Before you make your major pivot ask yourself “what changed?”

In other words, you had a set of assumptions when you decided upon the product and the market.

  1. Did the market change? Or…
  2. Did a competitor come out with a product that makes your product obsolete? Or…
  3. Did the features you thought were going to sell not resonate with customers? Or…
  4. Does your product really do what you thought it would do? But…

Whatever you do, don’t panic.

 

I remember, early on in our company’s history, revenue was growing and the number of customers was growing. But we were not on the pace we expected to be on.

One of the members of the executive team put together a very compelling presentation on why we should completely change course. In his view, we needed to make a large pivot and go head-to-head with our largest competitors.

 

The challenge, early on, is you don’t have a lot of data.

 

And a lack of data leads to panic. And panic leads to making bad decisions.

In our case, we had enough data to show that we were hitting our goals. It was just taking longer then we initially expected. We decided to stay on our original plan, but make the necessary financial adjustments because things were taking longer than we initially expected.
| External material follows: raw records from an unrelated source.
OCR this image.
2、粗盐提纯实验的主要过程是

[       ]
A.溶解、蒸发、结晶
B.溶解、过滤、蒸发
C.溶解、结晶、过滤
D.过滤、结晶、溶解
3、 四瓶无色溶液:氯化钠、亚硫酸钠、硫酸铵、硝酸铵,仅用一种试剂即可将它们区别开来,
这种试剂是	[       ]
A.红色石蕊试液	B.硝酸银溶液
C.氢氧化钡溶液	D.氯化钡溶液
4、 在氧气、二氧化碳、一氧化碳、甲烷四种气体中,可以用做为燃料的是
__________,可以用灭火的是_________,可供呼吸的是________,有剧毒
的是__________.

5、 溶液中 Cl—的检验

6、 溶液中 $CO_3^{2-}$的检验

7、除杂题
But, hopefully you are reasonably on course making these small course adjustments along the way.

Nobody’s plan is perfect at the beginning. And hopefully you are doing enough of the right things.

So set these small incremental goals. Measure towards meeting these goals. Then adjust along the way.

You’ll be far ahead of the competition if you take these steps. More importantly, you’ll know you’re on track. And you’ll have a better chance of succeeding with your original plan.